Дженова холодно улыбнулась и прищурила глаза:

– Безусловно, ты большой знаток в вопросах брака, Генри.

– Вовсе нет. Но я видел, как несчастны подобные пары.

– Генри, мне не нужна любовь, – пояснила Дженова. – Мне нужно просто общение. И если муж согласится исполнять мои желания, я буду вполне, счастлива.

Дженова заслуживает гораздо большего, подумал Генрих, проникнувшись к ней жалостью. Такое ощущение, будто она не верит, что достойна настоящего счастья. Той любви, которую питают друг к другу супружеские пары, друзья Генриха. Может, ей просто невдомек, что такая любовь существует? Может, она, как и Генри, ни разу в жизни ее не испытала? Нет, вряд ли. Она любила Мортреда, по крайней мере, таким, каким представляла его себе. Генрих сделал все, чтобы она не узнала печальную правду о Мортреде, и это ему удалось. Но, овдовев, Дженова поклялась не выходить больше замуж.

Что же ее заставило изменить решение?

Этот вопрос едва не сорвался у него с языка, но Генрих, вовремя спохватился, решив, что не его это дело. Он прибыл сюда, чтобы дать Дженове практический совет, а не выступать в качестве свахи, чтобы она подняла его на смех. Дженова – умная и рассудительная женщина. И если хочет взять в мужья юного Болдессара, так тому и быть. Генрих не станет ее отговаривать.

Может, она действительно влюбилась в него, но не хочет в этом признаться?

Генрих испытующе посмотрел на Дженову. Ее щеки все еще пламенели, глаза сверкали, на губах играла лукавая улыбка… Выглядела она великолепно. Как никогда. Но пылала ли она к своему избраннику страстью? В это трудно было поверить. Вообще? Или только Генриху? Как бы то ни было, мысль о том, что Дженова влюблена в сына лорда Болдессара, претила Генриху.

Дженова с трудом сдерживала улыбку. Генрих выглядел недовольным. Он явно не одобрял ее намерения выйти вторично замуж, хотя виду не подавал. Дженова могла бы понять Генриха, будь они с Мортредом близкими друзьями. Но они не дружили.
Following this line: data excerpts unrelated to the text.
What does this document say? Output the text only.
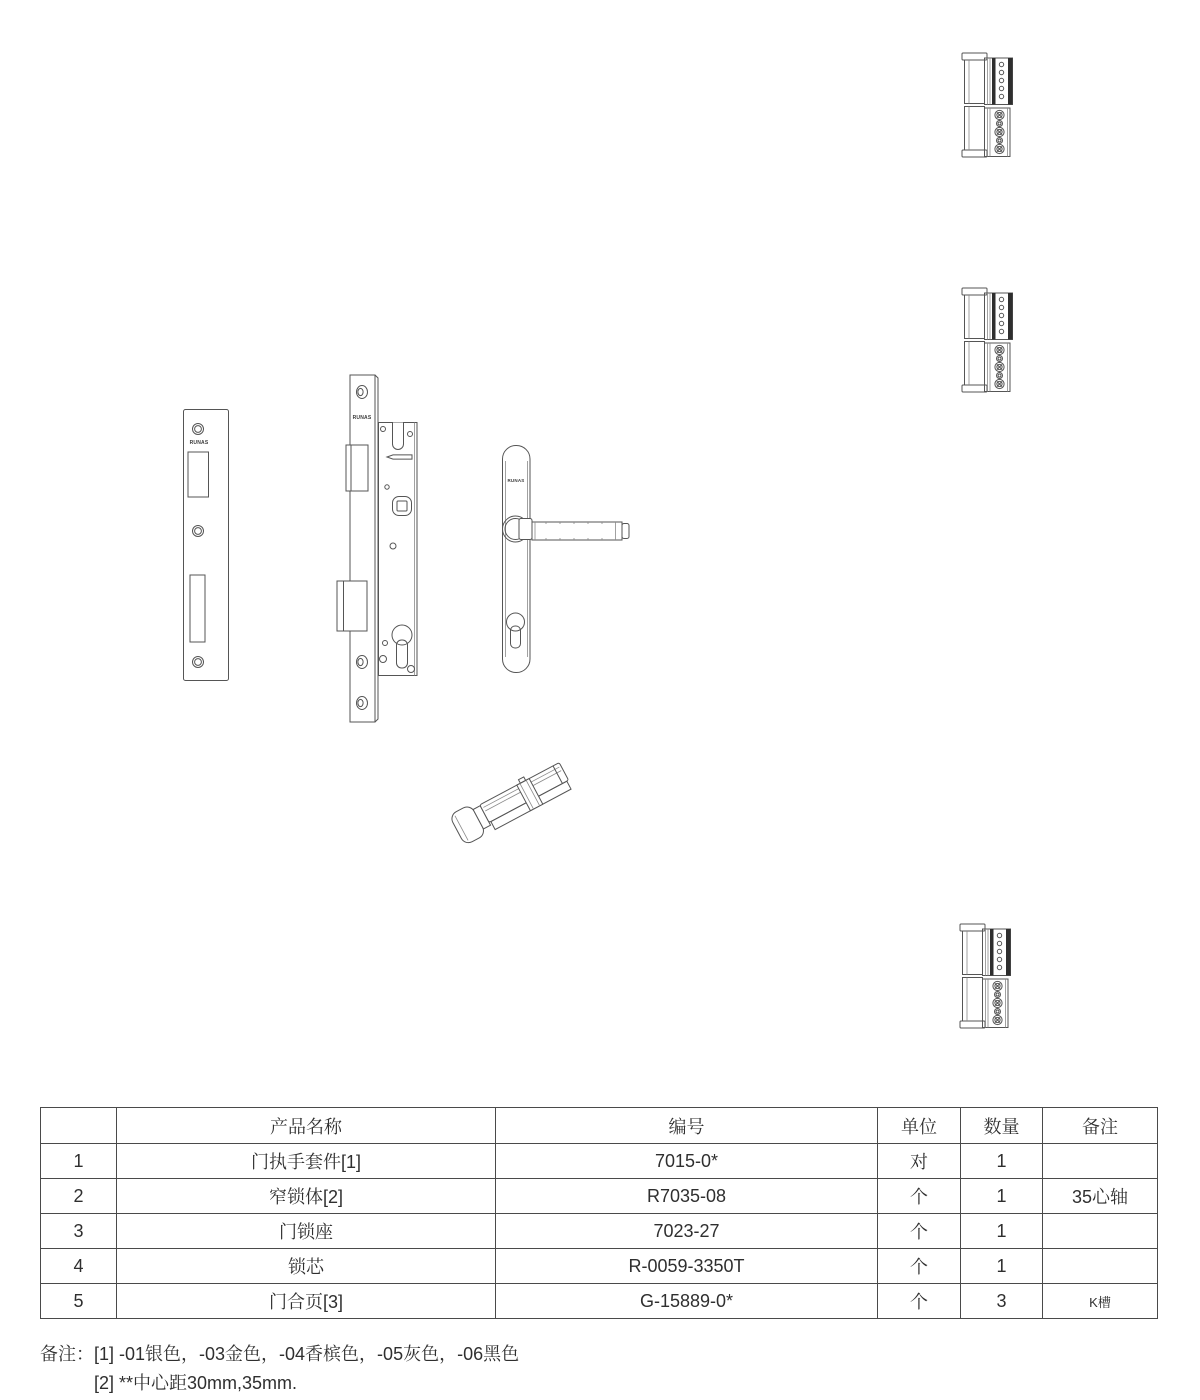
RUNAS
RUNAS
RUNAS
	产品名称	编号	单位	数量	备注
1	门执手套件[1]	7015-0*	对	1	
2	窄锁体[2]	R7035-08	个	1	35心轴
3	门锁座	7023-27	个	1	
4	锁芯	R-0059-3350T	个	1	
5	门合页[3]	G-15889-0*	个	3	K槽
备注： [1] -01银色，-03金色，-04香槟色，-05灰色，-06黑色
[2] **中心距30mm,35mm.
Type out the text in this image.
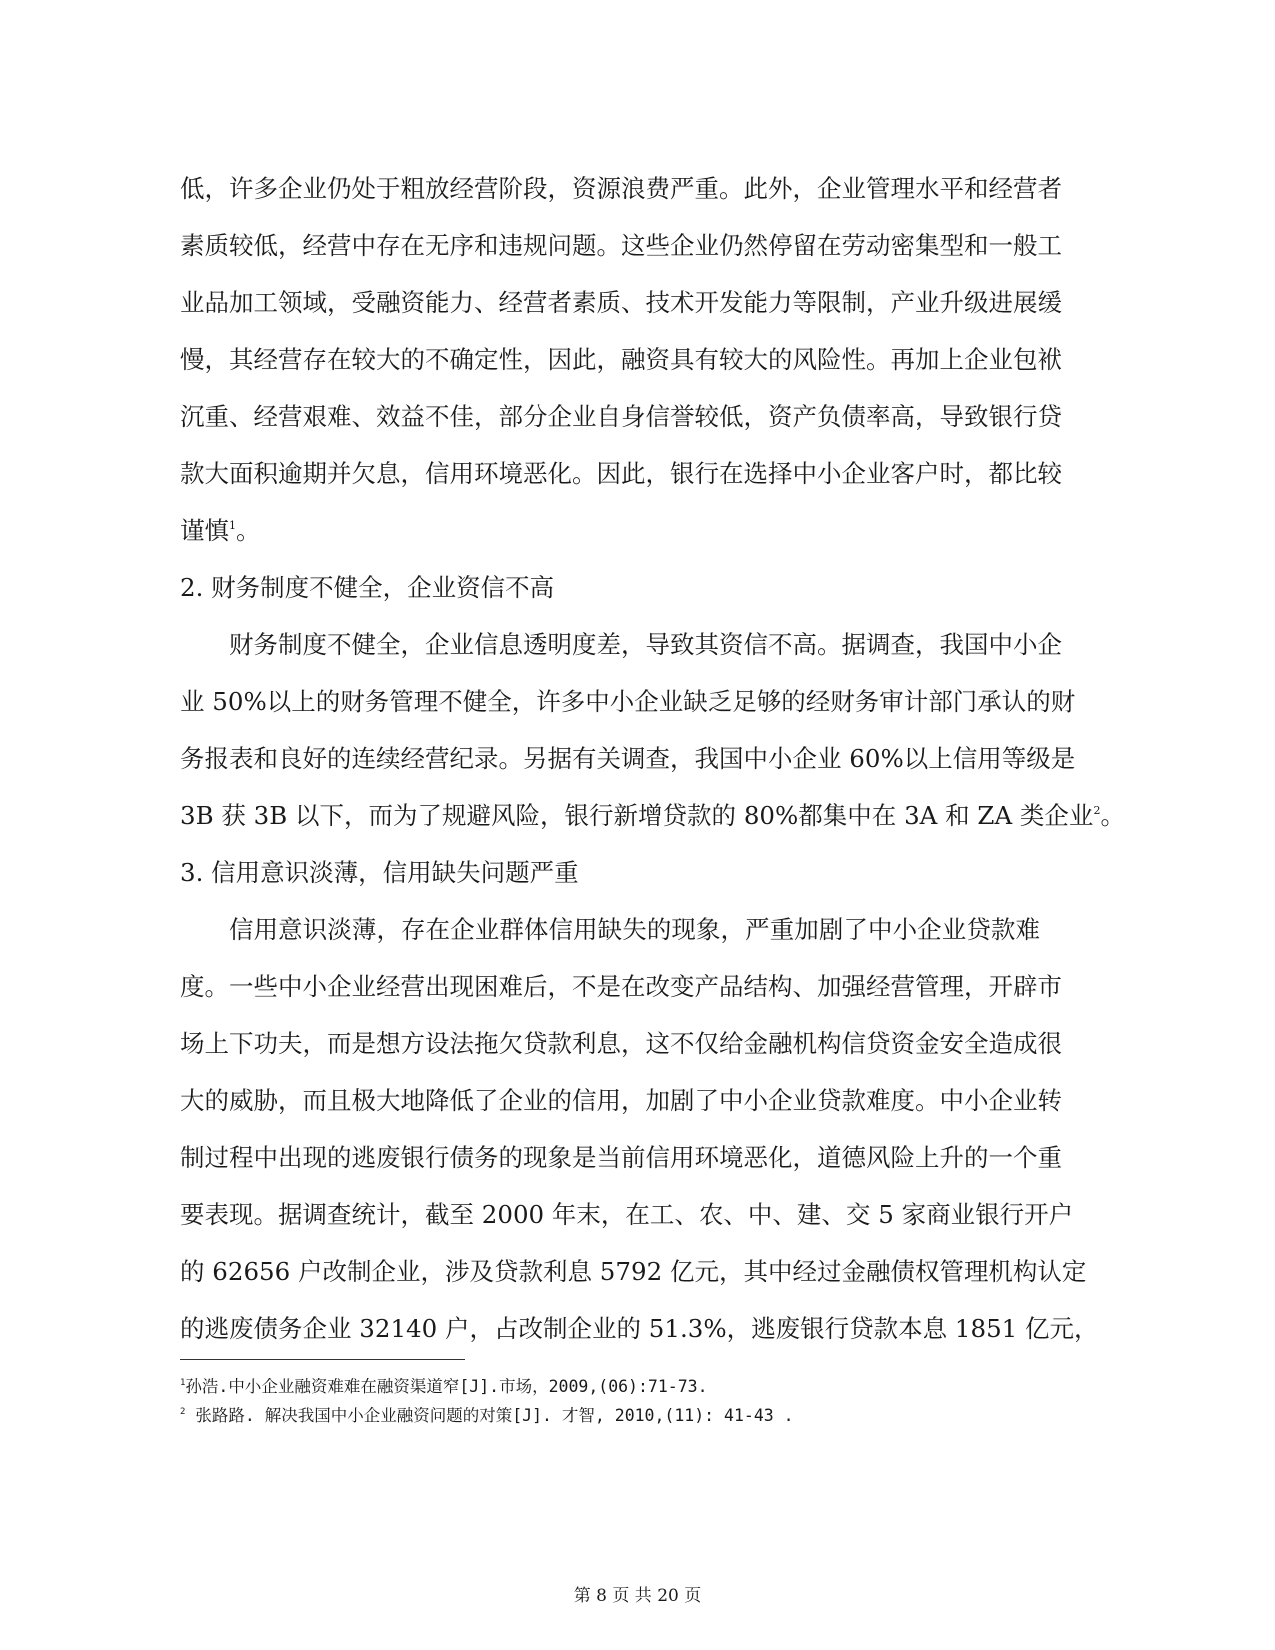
低，许多企业仍处于粗放经营阶段，资源浪费严重。此外，企业管理水平和经营者
素质较低，经营中存在无序和违规问题。这些企业仍然停留在劳动密集型和一般工
业品加工领域，受融资能力、经营者素质、技术开发能力等限制，产业升级进展缓
慢，其经营存在较大的不确定性，因此，融资具有较大的风险性。再加上企业包袱
沉重、经营艰难、效益不佳，部分企业自身信誉较低，资产负债率高，导致银行贷
款大面积逾期并欠息，信用环境恶化。因此，银行在选择中小企业客户时，都比较
谨慎$^1$。
2. 财务制度不健全，企业资信不高
财务制度不健全，企业信息透明度差，导致其资信不高。据调查，我国中小企
业 50%以上的财务管理不健全，许多中小企业缺乏足够的经财务审计部门承认的财
务报表和良好的连续经营纪录。另据有关调查，我国中小企业 60%以上信用等级是
3B 获 3B 以下，而为了规避风险，银行新增贷款的 80%都集中在 3A 和 ZA 类企业$^2$。
3. 信用意识淡薄，信用缺失问题严重
信用意识淡薄，存在企业群体信用缺失的现象，严重加剧了中小企业贷款难
度。一些中小企业经营出现困难后，不是在改变产品结构、加强经营管理，开辟市
场上下功夫，而是想方设法拖欠贷款利息，这不仅给金融机构信贷资金安全造成很
大的威胁，而且极大地降低了企业的信用，加剧了中小企业贷款难度。中小企业转
制过程中出现的逃废银行债务的现象是当前信用环境恶化，道德风险上升的一个重
要表现。据调查统计，截至 2000 年末，在工、农、中、建、交 5 家商业银行开户
的 62656 户改制企业，涉及贷款利息 5792 亿元，其中经过金融债权管理机构认定
的逃废债务企业 32140 户，占改制企业的 51.3%，逃废银行贷款本息 1851 亿元，
$^1$孙浩.中小企业融资难难在融资渠道窄[J].市场，2009,(06):71-73.
$^2$ 张路路. 解决我国中小企业融资问题的对策[J]. 才智, 2010,(11): 41-43 .
第 8 页 共 20 页
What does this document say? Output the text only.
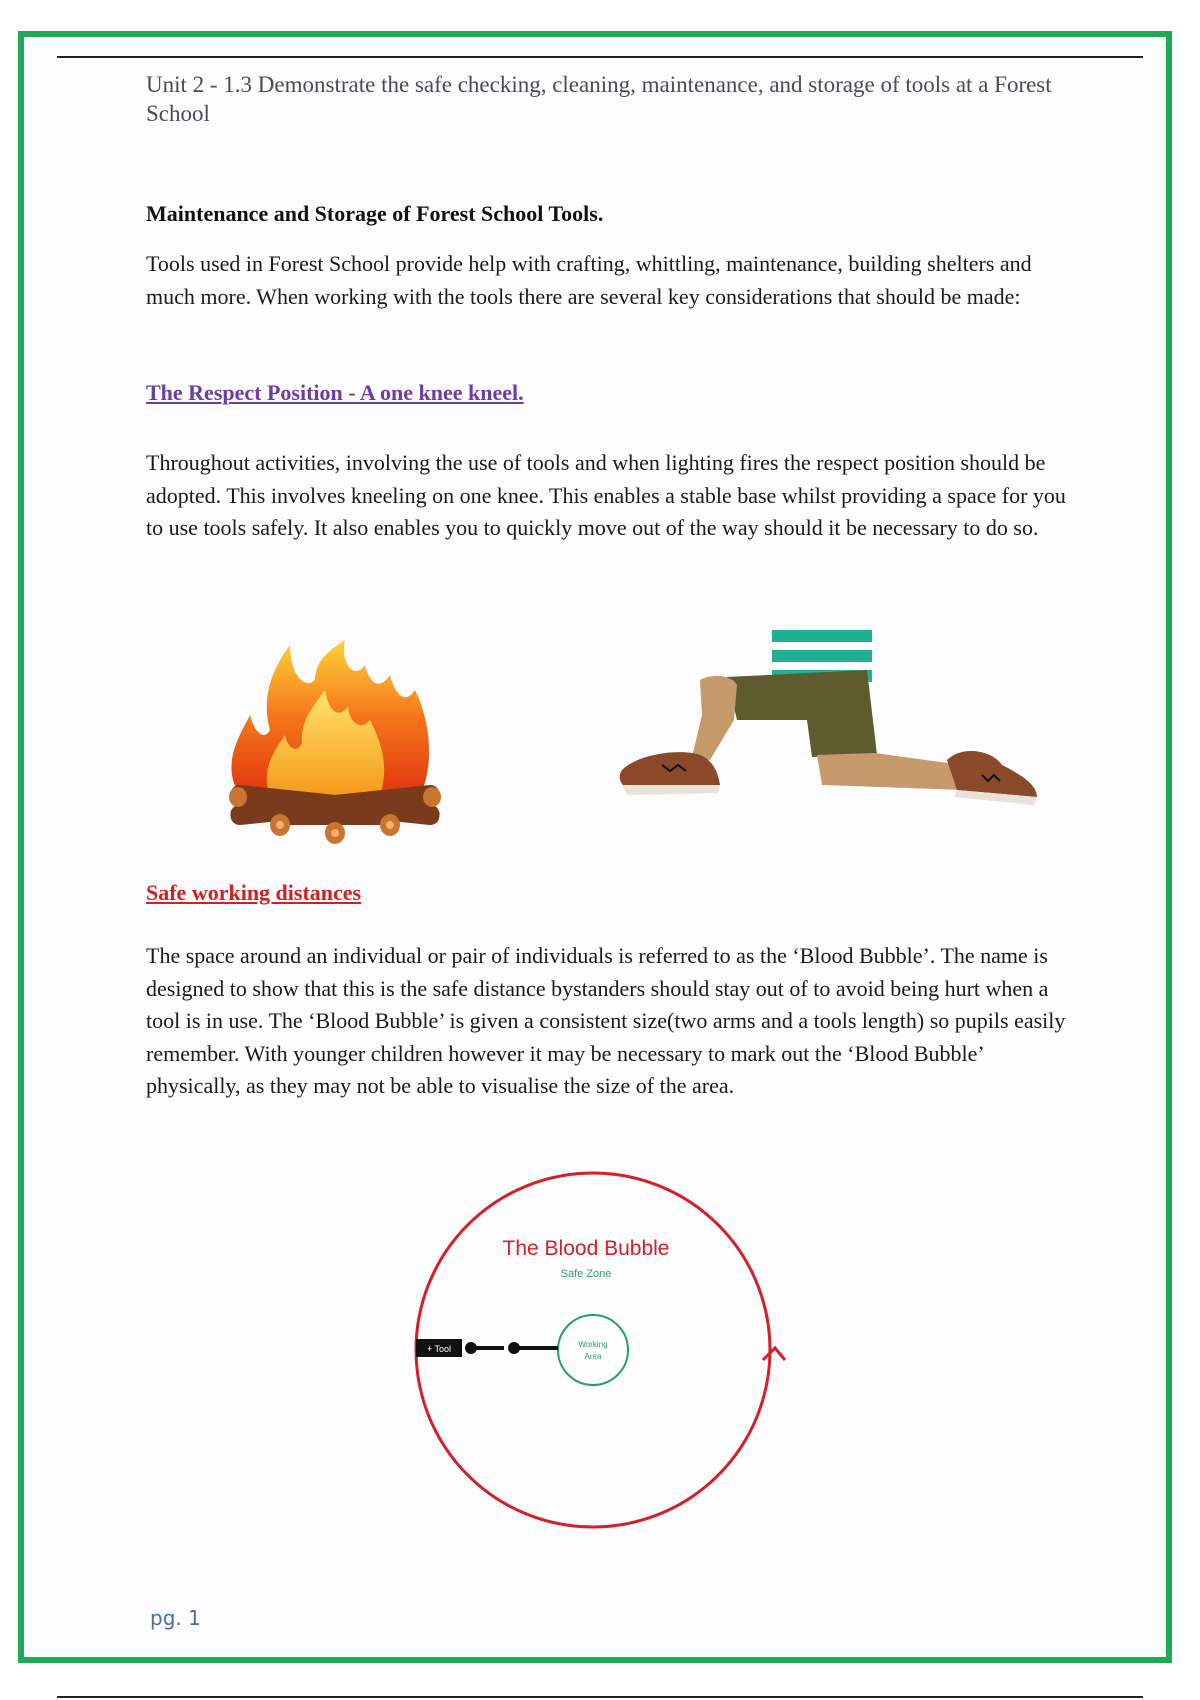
Unit 2 - 1.3 Demonstrate the safe checking, cleaning, maintenance, and storage of tools at a Forest School
Maintenance and Storage of Forest School Tools.
Tools used in Forest School provide help with crafting, whittling, maintenance, building shelters and much more. When working with the tools there are several key considerations that should be made:
The Respect Position - A one knee kneel.
Throughout activities, involving the use of tools and when lighting fires the respect position should be adopted. This involves kneeling on one knee. This enables a stable base whilst providing a space for you to use tools safely. It also enables you to quickly move out of the way should it be necessary to do so.
Safe working distances
The space around an individual or pair of individuals is referred to as the ‘Blood Bubble’. The name is designed to show that this is the safe distance bystanders should stay out of to avoid being hurt when a tool is in use. The ‘Blood Bubble’ is given a consistent size(two arms and a tools length) so pupils easily remember. With younger children however it may be necessary to mark out the ‘Blood Bubble’ physically, as they may not be able to visualise the size of the area.
The Blood Bubble
Safe Zone
Working
Area
+ Tool
pg. 1
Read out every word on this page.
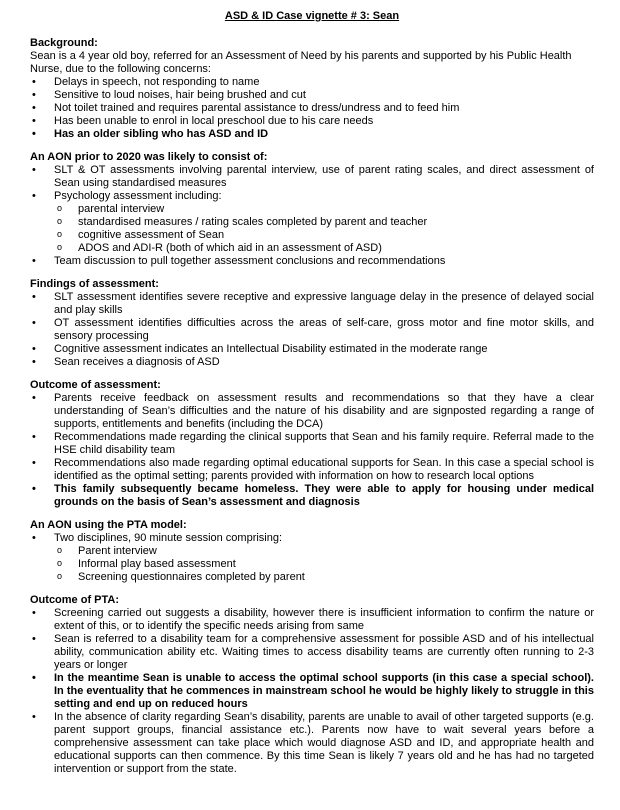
ASD & ID Case vignette # 3: Sean

Background:

Sean is a 4 year old boy, referred for an Assessment of Need by his parents and supported by his Public Health Nurse, due to the following concerns:

• Delays in speech, not responding to name
• Sensitive to loud noises, hair being brushed and cut
• Not toilet trained and requires parental assistance to dress/undress and to feed him
• Has been unable to enrol in local preschool due to his care needs
• Has an older sibling who has ASD and ID

An AON prior to 2020 was likely to consist of:

• SLT & OT assessments involving parental interview, use of parent rating scales, and direct assessment of Sean using standardised measures
• Psychology assessment including:
o parental interview
o standardised measures / rating scales completed by parent and teacher
o cognitive assessment of Sean
o ADOS and ADI-R (both of which aid in an assessment of ASD)
• Team discussion to pull together assessment conclusions and recommendations

Findings of assessment:

• SLT assessment identifies severe receptive and expressive language delay in the presence of delayed social and play skills
• OT assessment identifies difficulties across the areas of self-care, gross motor and fine motor skills, and sensory processing
• Cognitive assessment indicates an Intellectual Disability estimated in the moderate range
• Sean receives a diagnosis of ASD

Outcome of assessment:

• Parents receive feedback on assessment results and recommendations so that they have a clear understanding of Sean’s difficulties and the nature of his disability and are signposted regarding a range of supports, entitlements and benefits (including the DCA)
• Recommendations made regarding the clinical supports that Sean and his family require. Referral made to the HSE child disability team
• Recommendations also made regarding optimal educational supports for Sean. In this case a special school is identified as the optimal setting; parents provided with information on how to research local options
• This family subsequently became homeless. They were able to apply for housing under medical grounds on the basis of Sean’s assessment and diagnosis

An AON using the PTA model:

• Two disciplines, 90 minute session comprising:
o Parent interview
o Informal play based assessment
o Screening questionnaires completed by parent

Outcome of PTA:

• Screening carried out suggests a disability, however there is insufficient information to confirm the nature or extent of this, or to identify the specific needs arising from same
• Sean is referred to a disability team for a comprehensive assessment for possible ASD and of his intellectual ability, communication ability etc. Waiting times to access disability teams are currently often running to 2-3 years or longer
• In the meantime Sean is unable to access the optimal school supports (in this case a special school). In the eventuality that he commences in mainstream school he would be highly likely to struggle in this setting and end up on reduced hours
• In the absence of clarity regarding Sean’s disability, parents are unable to avail of other targeted supports (e.g. parent support groups, financial assistance etc.). Parents now have to wait several years before a comprehensive assessment can take place which would diagnose ASD and ID, and appropriate health and educational supports can then commence. By this time Sean is likely 7 years old and he has had no targeted intervention or support from the state.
Генри наверняка догадывался о лживой натуре ее покойного мужа.

Улыбка сбежала с губ Дженовы. Почему Генри так и не сказал ей об этом? Почему, оставив ее в неведении, позволил предаваться скорби? Целых два года! Может, Генри не усматривал ничего дурного в поведении Мортреда? Или пытался уберечь ее от правды, которая могла причинить ей боль?

Скорее не хотел причинить ей боль. Они были знакомы с детства. Его прислали жить в ее семью ребенком под предлогом дальнего родства с ее отцом. По словам отца Дженовы, Генриха бросила родная мать. Дженова помнила, что сказано это было таким тоном, словно сам Генри был в этом виноват.

Дженова очень жалела мальчика, питая к нему нежные чувства, а когда он стал мужчиной, не осталась к нему равнодушной. Однако всерьез его не принимала. Слишком давно они знали друг друга. В то же время Дженова не могла не признать, что Генрих достаточно умен и практичен, и пользовалась его советами.

Поэтому и сейчас не могла не согласиться с тем, что сын Болдессара, Алфрик, ей не пара.

Однако были еще причины, побудившие ее к внезапному решению снова вступить в брак.

Месть. Именно месть, если, конечно, возможно мстить покойному мужу. До чего же она была глупа, скорбя целых два года по умершему супругу! Но, кроме всего прочего, в Дженове росло чувство обездоленности, одиночества…

Да, ее тяготило одиночество.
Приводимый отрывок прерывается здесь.